Durante la hora de comida, el ambiente se rompió cuando vi llegar a mi padre al estacionamiento, su rostro serio y preocupado. Salí a encontrarlo.

—¡Ania! Me tienes muy preocupado. ¿Por qué no avisaste anoche? Salí a buscarte por toda la zona.

No respondí, no podía. ¿Cómo explicarle que yo tampoco sabía dónde había estado? Mi padre suspiró, frustrado, y después de un breve y tenso saludo, se despidió, subiendo a su coche.

Fue entonces cuando lo vi. René apareció en la banqueta . Mi padre lo notó, se detuvo, y ambos intercambiaron un saludo formal y frío antes de que mi papá se fuera.

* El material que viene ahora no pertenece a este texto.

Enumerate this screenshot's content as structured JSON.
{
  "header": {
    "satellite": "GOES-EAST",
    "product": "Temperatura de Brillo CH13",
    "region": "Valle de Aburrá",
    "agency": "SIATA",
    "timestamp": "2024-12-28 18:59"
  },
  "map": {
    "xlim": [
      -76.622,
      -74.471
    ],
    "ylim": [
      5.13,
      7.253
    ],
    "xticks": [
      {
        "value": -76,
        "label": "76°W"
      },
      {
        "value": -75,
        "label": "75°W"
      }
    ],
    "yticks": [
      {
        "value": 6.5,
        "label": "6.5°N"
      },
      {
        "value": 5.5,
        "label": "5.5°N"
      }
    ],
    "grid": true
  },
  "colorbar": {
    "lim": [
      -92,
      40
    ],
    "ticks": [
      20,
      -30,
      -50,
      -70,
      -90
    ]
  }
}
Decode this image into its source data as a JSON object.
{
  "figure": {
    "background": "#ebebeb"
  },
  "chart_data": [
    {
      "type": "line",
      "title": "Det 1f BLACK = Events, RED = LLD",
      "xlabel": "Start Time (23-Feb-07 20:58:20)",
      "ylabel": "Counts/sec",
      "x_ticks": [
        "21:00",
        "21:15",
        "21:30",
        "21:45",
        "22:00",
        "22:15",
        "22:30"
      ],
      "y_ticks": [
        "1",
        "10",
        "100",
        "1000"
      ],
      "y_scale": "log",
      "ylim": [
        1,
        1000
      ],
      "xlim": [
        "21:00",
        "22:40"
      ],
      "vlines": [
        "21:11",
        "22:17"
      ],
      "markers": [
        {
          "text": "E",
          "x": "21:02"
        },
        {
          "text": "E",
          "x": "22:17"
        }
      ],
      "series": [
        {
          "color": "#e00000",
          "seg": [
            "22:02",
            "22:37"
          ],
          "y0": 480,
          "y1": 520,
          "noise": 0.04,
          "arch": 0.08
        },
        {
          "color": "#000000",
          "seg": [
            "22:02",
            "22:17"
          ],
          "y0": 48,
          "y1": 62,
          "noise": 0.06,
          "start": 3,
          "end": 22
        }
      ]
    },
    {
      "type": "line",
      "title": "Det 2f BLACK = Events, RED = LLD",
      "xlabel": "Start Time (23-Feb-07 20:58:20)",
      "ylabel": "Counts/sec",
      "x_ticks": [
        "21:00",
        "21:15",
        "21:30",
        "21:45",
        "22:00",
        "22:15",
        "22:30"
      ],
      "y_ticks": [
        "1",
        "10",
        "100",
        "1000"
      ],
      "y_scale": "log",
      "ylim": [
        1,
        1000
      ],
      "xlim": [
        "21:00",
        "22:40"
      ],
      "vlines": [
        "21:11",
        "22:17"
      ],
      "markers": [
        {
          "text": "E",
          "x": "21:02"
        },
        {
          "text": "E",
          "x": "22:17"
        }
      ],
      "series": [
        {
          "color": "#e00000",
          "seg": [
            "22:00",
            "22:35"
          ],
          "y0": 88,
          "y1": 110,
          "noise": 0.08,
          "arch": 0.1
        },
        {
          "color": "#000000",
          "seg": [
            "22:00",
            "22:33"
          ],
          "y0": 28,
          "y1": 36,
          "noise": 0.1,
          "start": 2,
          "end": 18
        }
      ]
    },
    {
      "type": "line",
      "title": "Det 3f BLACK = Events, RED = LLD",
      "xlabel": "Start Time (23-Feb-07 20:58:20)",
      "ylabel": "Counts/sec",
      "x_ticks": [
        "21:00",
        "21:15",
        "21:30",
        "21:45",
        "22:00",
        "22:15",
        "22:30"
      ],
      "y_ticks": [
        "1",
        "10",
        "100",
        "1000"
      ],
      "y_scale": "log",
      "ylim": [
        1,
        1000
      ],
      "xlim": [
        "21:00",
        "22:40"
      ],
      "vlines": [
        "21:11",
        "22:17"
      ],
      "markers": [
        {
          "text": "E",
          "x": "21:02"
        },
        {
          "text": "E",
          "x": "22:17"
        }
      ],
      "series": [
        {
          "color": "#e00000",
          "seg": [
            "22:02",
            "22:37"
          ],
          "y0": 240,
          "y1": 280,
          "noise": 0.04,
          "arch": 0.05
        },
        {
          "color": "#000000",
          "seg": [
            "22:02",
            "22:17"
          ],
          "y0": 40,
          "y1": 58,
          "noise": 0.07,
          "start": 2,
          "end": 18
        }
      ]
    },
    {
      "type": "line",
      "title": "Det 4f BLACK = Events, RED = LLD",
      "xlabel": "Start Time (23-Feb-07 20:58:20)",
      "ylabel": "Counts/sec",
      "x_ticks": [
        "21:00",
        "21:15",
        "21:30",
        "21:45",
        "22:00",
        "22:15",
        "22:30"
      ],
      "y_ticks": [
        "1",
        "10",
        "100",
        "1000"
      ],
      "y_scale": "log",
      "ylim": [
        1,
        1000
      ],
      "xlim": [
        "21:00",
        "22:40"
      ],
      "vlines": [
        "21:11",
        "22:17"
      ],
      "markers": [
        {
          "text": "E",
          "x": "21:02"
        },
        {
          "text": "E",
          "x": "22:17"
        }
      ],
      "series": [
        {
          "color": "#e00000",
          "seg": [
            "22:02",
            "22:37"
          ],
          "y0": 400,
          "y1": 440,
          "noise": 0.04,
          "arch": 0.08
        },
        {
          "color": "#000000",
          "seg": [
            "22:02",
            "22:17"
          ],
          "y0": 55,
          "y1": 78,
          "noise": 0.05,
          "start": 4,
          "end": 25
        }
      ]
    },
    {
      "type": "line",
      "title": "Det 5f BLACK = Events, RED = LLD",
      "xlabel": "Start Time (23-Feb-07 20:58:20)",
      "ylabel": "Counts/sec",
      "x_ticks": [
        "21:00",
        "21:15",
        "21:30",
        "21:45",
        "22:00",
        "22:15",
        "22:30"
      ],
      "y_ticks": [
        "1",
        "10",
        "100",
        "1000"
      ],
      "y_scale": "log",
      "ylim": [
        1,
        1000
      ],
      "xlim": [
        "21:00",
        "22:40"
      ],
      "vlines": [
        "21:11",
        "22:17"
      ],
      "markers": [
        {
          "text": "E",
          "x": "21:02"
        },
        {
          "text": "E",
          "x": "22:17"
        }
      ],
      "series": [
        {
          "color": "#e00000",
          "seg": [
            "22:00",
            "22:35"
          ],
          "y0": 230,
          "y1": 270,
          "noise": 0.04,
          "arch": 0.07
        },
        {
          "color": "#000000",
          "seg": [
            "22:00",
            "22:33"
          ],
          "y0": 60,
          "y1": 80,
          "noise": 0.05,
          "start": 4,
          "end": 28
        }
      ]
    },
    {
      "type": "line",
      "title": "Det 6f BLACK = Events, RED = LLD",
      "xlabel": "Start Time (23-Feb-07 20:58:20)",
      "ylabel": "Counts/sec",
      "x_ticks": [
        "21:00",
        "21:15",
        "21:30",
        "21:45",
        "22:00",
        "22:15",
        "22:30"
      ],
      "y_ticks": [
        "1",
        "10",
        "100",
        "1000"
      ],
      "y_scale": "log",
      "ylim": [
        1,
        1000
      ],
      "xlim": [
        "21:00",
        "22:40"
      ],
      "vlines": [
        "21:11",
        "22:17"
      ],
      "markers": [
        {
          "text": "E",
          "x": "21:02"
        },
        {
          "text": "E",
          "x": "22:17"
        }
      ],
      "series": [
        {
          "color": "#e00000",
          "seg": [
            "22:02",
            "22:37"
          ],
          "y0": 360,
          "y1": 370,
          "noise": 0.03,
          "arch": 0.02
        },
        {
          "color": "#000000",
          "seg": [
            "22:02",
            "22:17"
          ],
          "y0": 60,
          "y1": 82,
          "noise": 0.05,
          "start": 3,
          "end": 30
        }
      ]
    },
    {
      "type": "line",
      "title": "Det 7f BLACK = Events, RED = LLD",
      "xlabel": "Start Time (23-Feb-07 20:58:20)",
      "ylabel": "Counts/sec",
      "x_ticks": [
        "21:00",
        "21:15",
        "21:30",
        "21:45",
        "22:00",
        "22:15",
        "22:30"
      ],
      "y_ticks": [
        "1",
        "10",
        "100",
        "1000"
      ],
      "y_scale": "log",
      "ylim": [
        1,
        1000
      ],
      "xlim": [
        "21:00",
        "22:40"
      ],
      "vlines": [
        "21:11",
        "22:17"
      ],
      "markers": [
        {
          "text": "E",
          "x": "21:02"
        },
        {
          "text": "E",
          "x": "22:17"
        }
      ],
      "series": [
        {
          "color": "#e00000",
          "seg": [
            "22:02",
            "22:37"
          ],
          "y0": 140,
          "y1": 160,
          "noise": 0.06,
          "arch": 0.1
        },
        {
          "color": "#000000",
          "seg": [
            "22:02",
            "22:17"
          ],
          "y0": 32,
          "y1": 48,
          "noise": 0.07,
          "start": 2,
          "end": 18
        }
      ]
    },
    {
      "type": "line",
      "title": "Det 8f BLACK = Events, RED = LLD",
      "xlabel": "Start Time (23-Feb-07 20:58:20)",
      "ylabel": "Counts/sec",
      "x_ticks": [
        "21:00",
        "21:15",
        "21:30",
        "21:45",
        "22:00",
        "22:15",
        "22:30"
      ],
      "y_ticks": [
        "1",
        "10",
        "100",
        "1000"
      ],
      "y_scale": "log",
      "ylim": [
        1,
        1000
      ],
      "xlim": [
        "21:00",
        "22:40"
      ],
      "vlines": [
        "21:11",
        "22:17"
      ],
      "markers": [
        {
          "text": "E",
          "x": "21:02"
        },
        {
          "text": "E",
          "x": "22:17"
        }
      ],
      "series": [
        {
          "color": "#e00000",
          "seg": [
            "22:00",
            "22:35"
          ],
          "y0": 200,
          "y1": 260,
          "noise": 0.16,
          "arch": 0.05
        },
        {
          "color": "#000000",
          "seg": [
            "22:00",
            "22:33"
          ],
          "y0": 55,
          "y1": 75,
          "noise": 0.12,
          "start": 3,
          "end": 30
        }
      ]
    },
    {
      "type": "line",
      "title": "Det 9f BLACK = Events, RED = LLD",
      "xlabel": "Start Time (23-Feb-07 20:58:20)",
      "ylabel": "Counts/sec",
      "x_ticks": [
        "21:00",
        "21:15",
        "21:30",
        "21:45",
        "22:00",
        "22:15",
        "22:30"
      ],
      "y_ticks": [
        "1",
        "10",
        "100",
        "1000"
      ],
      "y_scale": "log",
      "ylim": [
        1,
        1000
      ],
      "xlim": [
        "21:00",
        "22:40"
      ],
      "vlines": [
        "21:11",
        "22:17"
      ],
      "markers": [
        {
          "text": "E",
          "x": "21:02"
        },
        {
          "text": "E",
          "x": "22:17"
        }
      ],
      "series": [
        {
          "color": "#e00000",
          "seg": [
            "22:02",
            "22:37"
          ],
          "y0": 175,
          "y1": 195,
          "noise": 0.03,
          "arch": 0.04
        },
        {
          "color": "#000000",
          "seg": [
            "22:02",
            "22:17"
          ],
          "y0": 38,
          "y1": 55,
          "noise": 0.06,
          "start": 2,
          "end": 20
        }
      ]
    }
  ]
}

Me acerqué a René, sintiendo el peso de la noche sobre mis hombros.

—Hola —dije, apenas audible.

René no respondió con un saludo. Su rostro estaba pétreo, la furia contenida vibraba a su alrededor. Lo que vino después me tomó por sorpresa y me hizo retroceder un paso instintivamente: **la cachetada**. El sonido seco resonó en el silencio del pasillo.

—¿Dónde estabas? ¿Con quién estuviste? —su voz era un rugido bajo y peligroso.

Me llevé la mano a la mejilla, sintiendo el ardor inmediato, pero no fue el dolor lo que me detuvo, sino la crueldad de sus palabras.

—¿Contigo? —logré articular, mi voz apenas un hilo.

—¡Apagaste el celular! No pude saber tu ubicación y las amigas que tienes... ¡parecen unas zorras! ¿Por eso te fuiste con ellas? ¿Te fuistes con esas víboras?

Negué con la cabeza, temblando.

—Estuve contigo.

Su rostro se contrajo en una mueca de incredulidad y rabia.

—¿De qué diablos hablas? ¡No pude localizarte hasta hoy! Nadie sabía de ti, Ania.Me dice y entonces todo me da vueltas."Le entregue mi virginidad a un desconocido".